One more African-American-themed movie, Faubourg Tremé: The Untold Story of Black New Orleans, shows how one of the country’s oldest black neighborhoods viewed itself and its role in history, before and after Hurricane Katrina. Director Dawn Logsdon and writer/narrator Lolis Eric Ellie’s remarkable documentary gathers together a wealth of historical footage to show just how special the place was, and how it has changed. It’s at the Kabuki, May 3, 6, and 7.

The SFIFF takes a special interest in documentaries, and one of them is an absolute must-see despite its un-sexy subject. Fernando E. Solanas’ Latent Argentina laments the “mental colonialism” that caused that country to sell or give away most of its industry after the world’s economic powers (led by you-know-whom) decided that Argentina was to stop being a producer and to concentrate instead on supplying raw materials to multi-nationals. Want to know how Argentina became the “poor man of Latin America”? This doc explains, and praises its newfound resistance to privatization. It plays the PFA on Sunday, April 27.

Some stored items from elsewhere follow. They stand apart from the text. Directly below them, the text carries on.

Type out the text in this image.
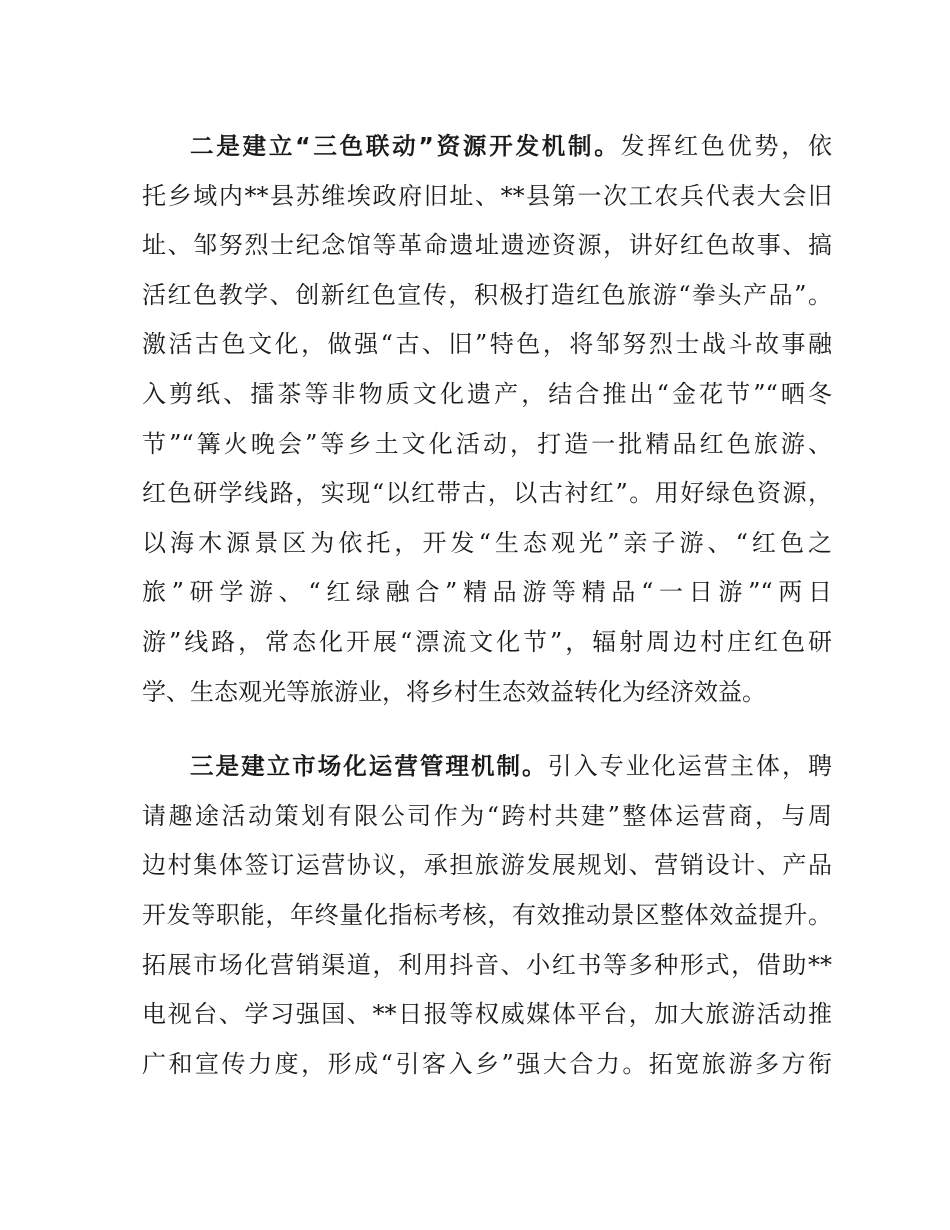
二是建立“三色联动”资源开发机制。发挥红色优势，依
托乡域内**县苏维埃政府旧址、**县第一次工农兵代表大会旧
址、邹努烈士纪念馆等革命遗址遗迹资源，讲好红色故事、搞
活红色教学、创新红色宣传，积极打造红色旅游“拳头产品”。
激活古色文化，做强“古、旧”特色，将邹努烈士战斗故事融
入剪纸、擂茶等非物质文化遗产，结合推出“金花节”“晒冬
节”“篝火晚会”等乡土文化活动，打造一批精品红色旅游、
红色研学线路，实现“以红带古，以古衬红”。用好绿色资源，
以海木源景区为依托，开发“生态观光”亲子游、“红色之
旅”研学游、“红绿融合”精品游等精品“一日游”“两日
游”线路，常态化开展“漂流文化节”，辐射周边村庄红色研
学、生态观光等旅游业，将乡村生态效益转化为经济效益。
三是建立市场化运营管理机制。引入专业化运营主体，聘
请趣途活动策划有限公司作为“跨村共建”整体运营商，与周
边村集体签订运营协议，承担旅游发展规划、营销设计、产品
开发等职能，年终量化指标考核，有效推动景区整体效益提升。
拓展市场化营销渠道，利用抖音、小红书等多种形式，借助**
电视台、学习强国、**日报等权威媒体平台，加大旅游活动推
广和宣传力度，形成“引客入乡”强大合力。拓宽旅游多方衔
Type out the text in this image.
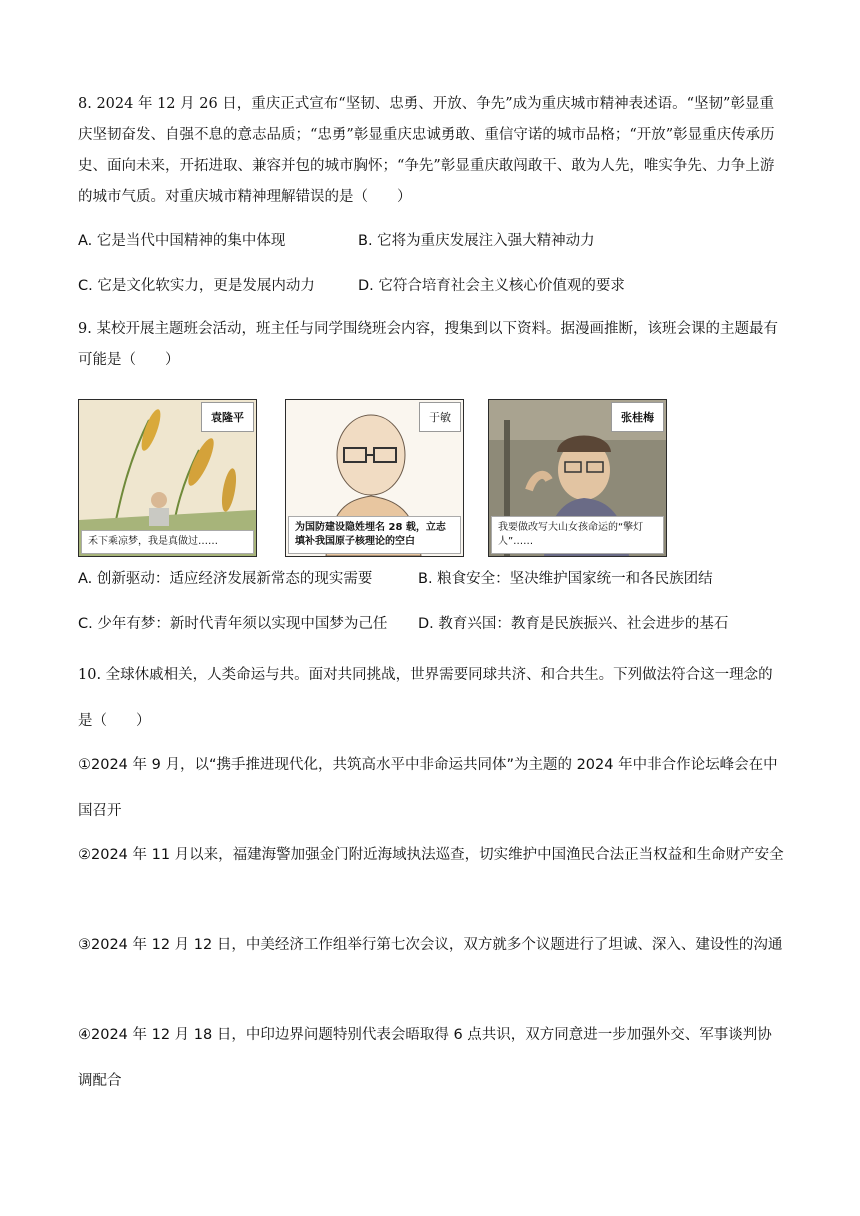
8. 2024 年 12 月 26 日，重庆正式宣布“坚韧、忠勇、开放、争先”成为重庆城市精神表述语。“坚韧”彰显重庆坚韧奋发、自强不息的意志品质；“忠勇”彰显重庆忠诚勇敢、重信守诺的城市品格；“开放”彰显重庆传承历史、面向未来，开拓进取、兼容并包的城市胸怀；“争先”彰显重庆敢闯敢干、敢为人先，唯实争先、力争上游的城市气质。对重庆城市精神理解错误的是（　　）
A. 它是当代中国精神的集中体现	B. 它将为重庆发展注入强大精神动力
C. 它是文化软实力，更是发展内动力	D. 它符合培育社会主义核心价值观的要求
9. 某校开展主题班会活动，班主任与同学围绕班会内容，搜集到以下资料。据漫画推断，该班会课的主题最有可能是（　　）
袁隆平
禾下乘凉梦，我是真做过……
于敏
为国防建设隐姓埋名 28 载，立志填补我国原子核理论的空白
张桂梅
我要做改写大山女孩命运的“擎灯人”……
A. 创新驱动：适应经济发展新常态的现实需要	B. 粮食安全：坚决维护国家统一和各民族团结
C. 少年有梦：新时代青年须以实现中国梦为己任 D. 教育兴国：教育是民族振兴、社会进步的基石
10. 全球休戚相关，人类命运与共。面对共同挑战，世界需要同球共济、和合共生。下列做法符合这一理念的是（　　）
①2024 年 9 月，以“携手推进现代化，共筑高水平中非命运共同体”为主题的 2024 年中非合作论坛峰会在中国召开
②2024 年 11 月以来，福建海警加强金门附近海域执法巡查，切实维护中国渔民合法正当权益和生命财产安全
③2024 年 12 月 12 日，中美经济工作组举行第七次会议，双方就多个议题进行了坦诚、深入、建设性的沟通
④2024 年 12 月 18 日，中印边界问题特别代表会晤取得 6 点共识，双方同意进一步加强外交、军事谈判协调配合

South American overtures of a different kind are the subject of Theodore Thomas’ Walt & El Grupo, a splendid record of Walt Disney’s 1941 sojourn in Brazil, Argentina, and Chile, ostensibly to foster good will and gather material — Disney was really escaping from a strike at the Mouse House (April 26, 28, and 30 at the Kabuki). John Gianvito’s Profit Motive and the Whispering Wind (Sunday, May 4 at the PFA) achieves a remarkable “people’s history” of the US simply by showing memorials to massacred Native Americans, slave rebellions, labor martyrs, civil rights champions, and other progressive folks, with only the sound of the wind through tall grass and trees on the soundtrack.

Two docs take skeptical looks at China’s economic boom: Du Haibin’s Umbrella, in which consumer-crazy factory workers contrast with university graduates who can’t find a job except in the army (April 29, May 2 and 8 at the Kabuki); and Up the Yangtze, Yung Chang’s portrait of the life-altering effects of the massive Three Gorges Dam project (PFA, May 8). More worthwhile docs: Peter Galison and Robb Moss’ US security deconstruction, Secrecy (PFA, May 5); The Judge and the General, a study of the legal case against Gen. Augusto Pinochet in Chile, by Elizabeth Farnsworth and Patricio Lanfranco (PFA, May 6); Stranded, Gonzalo Arijon’s harrowing account of a 1972 airline crash in the Andes that forced its survivors to resort to cannibalism (Kabuki, April 27, 29, and May 1); and, just for fun, Cachao: Uno Más. The April 28 screening of Dikayl Rimmasch’s exuberant musical profile of the late Cuban mambo king at the Kabuki is followed by a Cachao memorial concert at Yoshi’s San Francisco.